At the Hope Valley (England) Cement Works, in the mill house where limestone clinker is milled into cement, at normal temperatures of 2200°F, the elevators transport finished cement at rates of 200 tons/hour. Entrained in the cement are small numbers of nibs milling medium (17mm manganese balls), These are removed at the head of the elevator, where the cement enters a centrifugal separator, via a nib trap, where the nibs are extracted from the flow of cement.
The collected nibs are conveyed through an air slide incorporating an AKO pinch valve. The discharge side of the valve empties onto a vibratory screen where any stray cement adhering to the nibs is filtered back into the elevator. The used nibs are then dumped. By the time the nibs pass through the pinch valve they have absorbed heat from the hot cement but their temperature is still below the allowable range of the high temperature pinch valve sleeves.
Two 600 HP cement mills together use four elevators, each equipped with 8 inch pinch valves, giving a combined production of over 200 tons/hour.
Because of the high operating temperatures the pinch valve sleeves are exposed to, the Blue Circle maintenance engineers routinely replace the sleeves at intervals of about 18 months, Any inadvertent increase in cement temperature could have a baking effect on the rubber, thereby shortening its life. AKO engineers are presently working to develop an alternative sleeve material which will extend the working life and reduce maintenance efforts.

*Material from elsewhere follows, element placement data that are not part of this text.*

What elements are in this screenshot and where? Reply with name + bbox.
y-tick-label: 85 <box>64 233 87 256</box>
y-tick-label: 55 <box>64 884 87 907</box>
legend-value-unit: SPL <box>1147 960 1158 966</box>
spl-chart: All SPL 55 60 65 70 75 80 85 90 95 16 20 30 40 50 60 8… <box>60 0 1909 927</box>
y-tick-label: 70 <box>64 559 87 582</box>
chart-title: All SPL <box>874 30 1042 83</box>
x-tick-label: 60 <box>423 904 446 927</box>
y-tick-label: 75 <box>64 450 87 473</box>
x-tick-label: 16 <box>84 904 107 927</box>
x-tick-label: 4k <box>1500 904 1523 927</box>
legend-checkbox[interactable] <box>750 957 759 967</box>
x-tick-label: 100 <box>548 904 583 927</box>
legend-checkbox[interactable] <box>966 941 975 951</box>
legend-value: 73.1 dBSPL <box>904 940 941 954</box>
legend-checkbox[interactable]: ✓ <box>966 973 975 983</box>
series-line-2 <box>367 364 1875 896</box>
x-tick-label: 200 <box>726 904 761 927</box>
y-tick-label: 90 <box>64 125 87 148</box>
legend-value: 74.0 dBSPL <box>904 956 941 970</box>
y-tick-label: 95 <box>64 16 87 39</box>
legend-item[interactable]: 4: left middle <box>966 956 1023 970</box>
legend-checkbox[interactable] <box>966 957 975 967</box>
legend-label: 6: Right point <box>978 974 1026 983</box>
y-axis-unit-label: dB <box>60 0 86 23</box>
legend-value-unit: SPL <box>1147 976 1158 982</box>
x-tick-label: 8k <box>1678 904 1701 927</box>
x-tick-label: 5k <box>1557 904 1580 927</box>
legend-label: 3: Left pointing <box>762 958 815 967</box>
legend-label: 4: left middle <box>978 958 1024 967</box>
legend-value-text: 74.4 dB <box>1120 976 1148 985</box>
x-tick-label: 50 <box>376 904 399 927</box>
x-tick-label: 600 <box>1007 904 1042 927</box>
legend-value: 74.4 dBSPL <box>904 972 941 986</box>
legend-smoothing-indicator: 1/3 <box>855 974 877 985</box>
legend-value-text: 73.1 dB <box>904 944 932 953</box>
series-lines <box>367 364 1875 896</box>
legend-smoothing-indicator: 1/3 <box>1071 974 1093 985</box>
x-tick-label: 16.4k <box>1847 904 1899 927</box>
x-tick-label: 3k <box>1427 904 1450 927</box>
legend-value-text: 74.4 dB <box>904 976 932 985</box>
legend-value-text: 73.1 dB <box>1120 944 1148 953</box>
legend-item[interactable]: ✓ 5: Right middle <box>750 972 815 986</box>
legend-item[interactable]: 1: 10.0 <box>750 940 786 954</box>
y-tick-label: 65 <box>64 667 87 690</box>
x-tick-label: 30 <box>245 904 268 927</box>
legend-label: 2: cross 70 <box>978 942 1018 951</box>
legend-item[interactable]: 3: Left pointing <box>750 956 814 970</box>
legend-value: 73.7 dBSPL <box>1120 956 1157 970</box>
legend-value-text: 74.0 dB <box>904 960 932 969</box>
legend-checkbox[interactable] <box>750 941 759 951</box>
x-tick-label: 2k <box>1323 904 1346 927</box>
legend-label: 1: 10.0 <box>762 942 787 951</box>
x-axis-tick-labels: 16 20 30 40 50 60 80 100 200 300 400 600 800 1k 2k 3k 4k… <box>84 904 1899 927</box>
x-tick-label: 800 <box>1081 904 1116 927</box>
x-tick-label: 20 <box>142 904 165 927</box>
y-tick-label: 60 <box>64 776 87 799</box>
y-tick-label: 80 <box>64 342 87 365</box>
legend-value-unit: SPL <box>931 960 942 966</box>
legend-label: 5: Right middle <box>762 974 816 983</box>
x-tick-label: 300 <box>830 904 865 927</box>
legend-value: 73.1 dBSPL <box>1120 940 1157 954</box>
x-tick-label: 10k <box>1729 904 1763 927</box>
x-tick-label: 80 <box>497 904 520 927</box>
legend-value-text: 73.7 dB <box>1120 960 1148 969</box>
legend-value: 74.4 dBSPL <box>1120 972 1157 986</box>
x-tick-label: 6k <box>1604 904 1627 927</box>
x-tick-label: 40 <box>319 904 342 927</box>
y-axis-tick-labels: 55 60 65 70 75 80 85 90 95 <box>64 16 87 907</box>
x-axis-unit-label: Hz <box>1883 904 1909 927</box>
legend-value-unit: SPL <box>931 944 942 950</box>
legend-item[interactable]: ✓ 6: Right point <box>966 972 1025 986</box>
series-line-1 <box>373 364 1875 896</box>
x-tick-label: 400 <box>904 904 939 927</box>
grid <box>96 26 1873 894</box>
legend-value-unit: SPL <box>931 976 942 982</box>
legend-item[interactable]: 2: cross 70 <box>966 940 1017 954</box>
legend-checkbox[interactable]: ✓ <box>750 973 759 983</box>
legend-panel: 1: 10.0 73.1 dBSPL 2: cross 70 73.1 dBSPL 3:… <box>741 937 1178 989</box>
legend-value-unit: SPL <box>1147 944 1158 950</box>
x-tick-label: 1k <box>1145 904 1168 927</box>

Elsewhere in the plant, other AKO valves are used. The 500 ton capacity storage and discharge silo loads outgoing cement into rail wagons. The conical lower section of the silo is equipped with aerator lines to assist gravity flow. Divided into 4 circumferential sectors, the aerators operate sequentially on a timer, using sixteen 2 inch diameter AKO valves to control the bursts of compressed air.